Neva Enfilade Of The Winter Palace
Originally designed as a series of five state rooms by the architect Francesco Rastrelli in 1753, they were transformed into an enfilade of three vast halls in 1790 by Giacomo Quarenghi. Following a fire in 1837 they were rebuilt under the direction of Vasily Stasov. Frequently used as the palace ballrooms, they formed a processional route, and were the focus of the imperial court. In 1915, the last Tsar, Nicholas II, had the enfilade transformed into a military hospital. Following the Russian Revolution of 1917, the enfilade, along with the remainder of the building, has been used as a series of exhibition halls of the State Hermitage Museum.
History
The palace was originally built in 1732, as an official residence for the Tsaritsa Anna I of Russia and designed by the architect Francesco Rastrelli. The Tsaritsa found the small Winter palace of Peter the Great insufficiently grand, and had taken over the neighbouring, and grander, palace of Admiral General Fyodor Matveyevich Apraksin, this she had rebuilt to form her own Winter Palace.
During the reign of Anna's successor, Elizabeth, Rastrelli, still working to his original plan, devised an entirely new scheme in 1753, on a colossal scale—the present Baroque Winter Palace (externally the palace seen today); the Tsaritsa wanted the palace to exceed in beauty and size all other European royal palaces. The expedited completion of the palace became a matter of national honour to the Empress, and to pay for it taxes were increased on salt and alcohol to fund the extra costs, although the Russian people were already burdened by taxes to pay for Russia's wars. The final cost was 2,500,000 rubles. By 1759, shortly before Elizabeth's death, an imperial palace truly worthy of the name was nearing completion; at that time, the Neva enfilade contained five principal state rooms. Work continued during the short reign of Elizabeth's nephew Peter III and on into the reign of Peter's widow Catherine the Great.
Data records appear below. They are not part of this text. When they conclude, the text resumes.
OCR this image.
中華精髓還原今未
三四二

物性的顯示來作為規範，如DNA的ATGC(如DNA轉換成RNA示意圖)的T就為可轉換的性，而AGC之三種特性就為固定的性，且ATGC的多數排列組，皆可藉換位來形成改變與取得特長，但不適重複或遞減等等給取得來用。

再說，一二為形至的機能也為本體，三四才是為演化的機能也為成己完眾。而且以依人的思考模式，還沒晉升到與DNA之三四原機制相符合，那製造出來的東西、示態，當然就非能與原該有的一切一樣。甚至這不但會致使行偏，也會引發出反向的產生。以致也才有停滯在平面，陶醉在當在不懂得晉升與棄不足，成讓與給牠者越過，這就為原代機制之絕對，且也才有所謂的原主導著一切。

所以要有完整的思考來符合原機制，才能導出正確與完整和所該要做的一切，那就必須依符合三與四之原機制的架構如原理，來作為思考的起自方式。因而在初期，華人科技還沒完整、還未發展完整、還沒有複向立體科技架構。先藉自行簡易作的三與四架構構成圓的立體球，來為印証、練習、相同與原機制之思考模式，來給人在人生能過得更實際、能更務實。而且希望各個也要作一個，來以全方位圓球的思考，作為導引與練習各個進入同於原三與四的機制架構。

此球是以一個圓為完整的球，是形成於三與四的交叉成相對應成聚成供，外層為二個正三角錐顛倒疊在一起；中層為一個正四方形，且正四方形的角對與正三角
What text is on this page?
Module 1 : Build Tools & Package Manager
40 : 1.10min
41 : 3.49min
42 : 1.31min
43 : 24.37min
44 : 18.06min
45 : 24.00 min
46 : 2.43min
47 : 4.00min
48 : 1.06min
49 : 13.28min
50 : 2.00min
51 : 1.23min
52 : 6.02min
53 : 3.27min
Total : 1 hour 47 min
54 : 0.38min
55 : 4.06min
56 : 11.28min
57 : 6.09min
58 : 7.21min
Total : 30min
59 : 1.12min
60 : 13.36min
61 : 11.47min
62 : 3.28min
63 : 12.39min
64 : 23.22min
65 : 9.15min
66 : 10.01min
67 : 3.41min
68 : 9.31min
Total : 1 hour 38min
During Catherine the Great's reign, Neoclassicism came into vogue, and the new Tsaritsa was a great admirer. Rastrelli was dismissed and new architects working in the new fashions were employed. During this period, the original ornate rococo decoration of the palace was replaced with the more simple and stark neoclassicism which is a hallmark of the palace today. The Neva enfilade was completely redesigned between 1790 and 1793 by the architect Giacomo Quarenghi. Taking in the floor above, he transformed the original five rooms into three vast halls: the Concert Hall, the Great Hall and the Great Ante-Room. They were decorated in classical style with faux marbre and columns supporting life size statues.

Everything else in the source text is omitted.